Buradasınız
Salgın, Çocuklarımız, Çocuklarımıza Mirasımız
Koronavirüs salgını, egemenlerin ikiyüzlülüğünü ve vurdumduymazlığını gözler önüne seriyor. Toplumsal bir sorun olan salgına karşı gerçek anlamda mücadele etmek yerine, derhal onu kullanmaya, krizin üzerini onunla kapatmaya başladılar. Bir taraftan salgının bir felaket olduğunu söylerken, öte taraftan sıra hastalığa karşı etkili önlemler almaya gelince; “maske, mesafe, el yıkama” diye diye salgından korunmanın yolunu bireysel çabamıza indirgediler. Sağlık hizmetlerinin parasız olmasından, hastaneler inşa edilmesinden, işçilerin çalışma şartlarının düzeltilmesinden, düzenli testlerden, bağışıklığı güçlendirmek için ücret artışından hiç bahsetmediler. Tam tersine bizi işsizliğe, yoksulluğa mahkûm ettiler.

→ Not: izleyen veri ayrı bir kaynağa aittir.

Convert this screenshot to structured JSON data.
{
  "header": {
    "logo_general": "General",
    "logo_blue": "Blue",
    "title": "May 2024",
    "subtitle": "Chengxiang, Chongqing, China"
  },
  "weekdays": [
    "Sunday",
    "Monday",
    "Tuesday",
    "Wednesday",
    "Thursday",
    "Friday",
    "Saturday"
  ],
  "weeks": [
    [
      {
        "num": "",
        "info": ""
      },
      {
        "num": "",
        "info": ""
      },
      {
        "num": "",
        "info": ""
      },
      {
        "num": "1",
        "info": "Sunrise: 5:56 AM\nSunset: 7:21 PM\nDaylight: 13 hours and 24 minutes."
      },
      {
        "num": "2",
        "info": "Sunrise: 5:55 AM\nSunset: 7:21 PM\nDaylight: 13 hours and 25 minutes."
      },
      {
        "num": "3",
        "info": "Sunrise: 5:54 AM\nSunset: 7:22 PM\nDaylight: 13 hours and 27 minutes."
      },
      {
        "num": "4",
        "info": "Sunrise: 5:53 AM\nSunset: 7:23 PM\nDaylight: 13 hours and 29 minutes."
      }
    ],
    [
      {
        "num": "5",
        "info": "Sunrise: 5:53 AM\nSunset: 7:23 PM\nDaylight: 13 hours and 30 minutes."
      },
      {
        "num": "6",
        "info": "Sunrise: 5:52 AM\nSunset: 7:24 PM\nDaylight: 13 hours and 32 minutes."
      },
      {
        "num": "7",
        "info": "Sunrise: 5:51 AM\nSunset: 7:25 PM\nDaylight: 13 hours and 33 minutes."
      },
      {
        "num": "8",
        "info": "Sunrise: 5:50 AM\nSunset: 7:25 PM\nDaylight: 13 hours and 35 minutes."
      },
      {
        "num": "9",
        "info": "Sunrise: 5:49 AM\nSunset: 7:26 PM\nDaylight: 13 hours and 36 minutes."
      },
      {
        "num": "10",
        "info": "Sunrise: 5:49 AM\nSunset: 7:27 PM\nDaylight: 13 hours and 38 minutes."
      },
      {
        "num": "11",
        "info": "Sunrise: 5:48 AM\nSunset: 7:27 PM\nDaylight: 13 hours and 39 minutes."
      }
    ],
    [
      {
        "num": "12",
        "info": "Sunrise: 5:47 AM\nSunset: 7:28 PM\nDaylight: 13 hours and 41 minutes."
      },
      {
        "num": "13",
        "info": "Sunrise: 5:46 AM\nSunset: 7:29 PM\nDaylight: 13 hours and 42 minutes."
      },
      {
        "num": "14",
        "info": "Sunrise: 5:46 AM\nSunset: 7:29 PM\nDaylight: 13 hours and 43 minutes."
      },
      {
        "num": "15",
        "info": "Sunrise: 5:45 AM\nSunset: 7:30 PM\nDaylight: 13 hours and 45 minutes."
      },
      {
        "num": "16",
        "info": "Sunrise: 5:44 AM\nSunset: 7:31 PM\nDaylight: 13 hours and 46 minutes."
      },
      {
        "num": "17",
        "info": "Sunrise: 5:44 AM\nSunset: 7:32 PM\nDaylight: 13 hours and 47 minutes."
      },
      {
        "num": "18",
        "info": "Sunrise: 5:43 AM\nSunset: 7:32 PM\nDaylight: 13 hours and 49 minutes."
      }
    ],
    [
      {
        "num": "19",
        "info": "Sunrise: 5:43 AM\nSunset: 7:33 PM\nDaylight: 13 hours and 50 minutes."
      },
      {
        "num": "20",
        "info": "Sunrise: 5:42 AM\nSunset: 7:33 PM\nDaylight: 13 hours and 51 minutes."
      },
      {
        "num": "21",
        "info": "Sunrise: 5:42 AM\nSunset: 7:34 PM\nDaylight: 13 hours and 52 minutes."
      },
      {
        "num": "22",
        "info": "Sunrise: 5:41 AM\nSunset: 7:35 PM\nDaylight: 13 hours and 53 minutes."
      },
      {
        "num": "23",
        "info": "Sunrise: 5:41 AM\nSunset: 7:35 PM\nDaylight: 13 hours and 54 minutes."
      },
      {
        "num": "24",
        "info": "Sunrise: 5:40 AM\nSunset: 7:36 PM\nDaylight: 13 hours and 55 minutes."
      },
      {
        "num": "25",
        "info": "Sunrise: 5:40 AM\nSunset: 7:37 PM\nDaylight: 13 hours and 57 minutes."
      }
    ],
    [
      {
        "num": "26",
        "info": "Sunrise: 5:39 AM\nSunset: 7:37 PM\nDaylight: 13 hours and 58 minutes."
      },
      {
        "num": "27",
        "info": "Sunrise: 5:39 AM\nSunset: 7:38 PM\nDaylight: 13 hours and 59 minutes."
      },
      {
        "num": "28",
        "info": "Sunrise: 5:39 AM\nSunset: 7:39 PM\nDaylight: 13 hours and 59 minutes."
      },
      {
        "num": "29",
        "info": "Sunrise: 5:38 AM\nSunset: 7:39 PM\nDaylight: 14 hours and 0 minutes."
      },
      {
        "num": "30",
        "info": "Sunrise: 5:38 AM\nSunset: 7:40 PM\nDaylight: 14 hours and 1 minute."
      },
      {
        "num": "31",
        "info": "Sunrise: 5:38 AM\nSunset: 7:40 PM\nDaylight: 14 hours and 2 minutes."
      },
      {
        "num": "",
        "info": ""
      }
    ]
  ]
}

Malum, sonbahardayız, okullar açılıyor. Biz emekçi kadınlar şimdi yine aynı tutumla karşı karşıyayız. Çocuklarımızın sağlığını korumak, eğitimlerini sürdürmelerini sağlamak, evde internet üzerinden eğitimin koşullarını yaratmak hep bizim sırtımıza yıkıldı. Ülkeyi yönetenler bu zorluklar salgın nedeniyle yaşanıyormuş, gayet normalmiş, başka türlüsü olamazmış gibi davranıyorlar. Yeni okullar açılmasından, okulların altyapısının geliştirilmesinden, sınıf mevcutlarının azaltılmasından, hijyen için her türlü önlemin alınmasından, daha fazla öğretmen istihdam edilmesinden, her okulda sağlık çalışanı bulundurulmasından bahsetmiyorlar. Görünen köy kılavuz istemiyor: Çocuklarımızı zerre kadar umursamadıkları ortada!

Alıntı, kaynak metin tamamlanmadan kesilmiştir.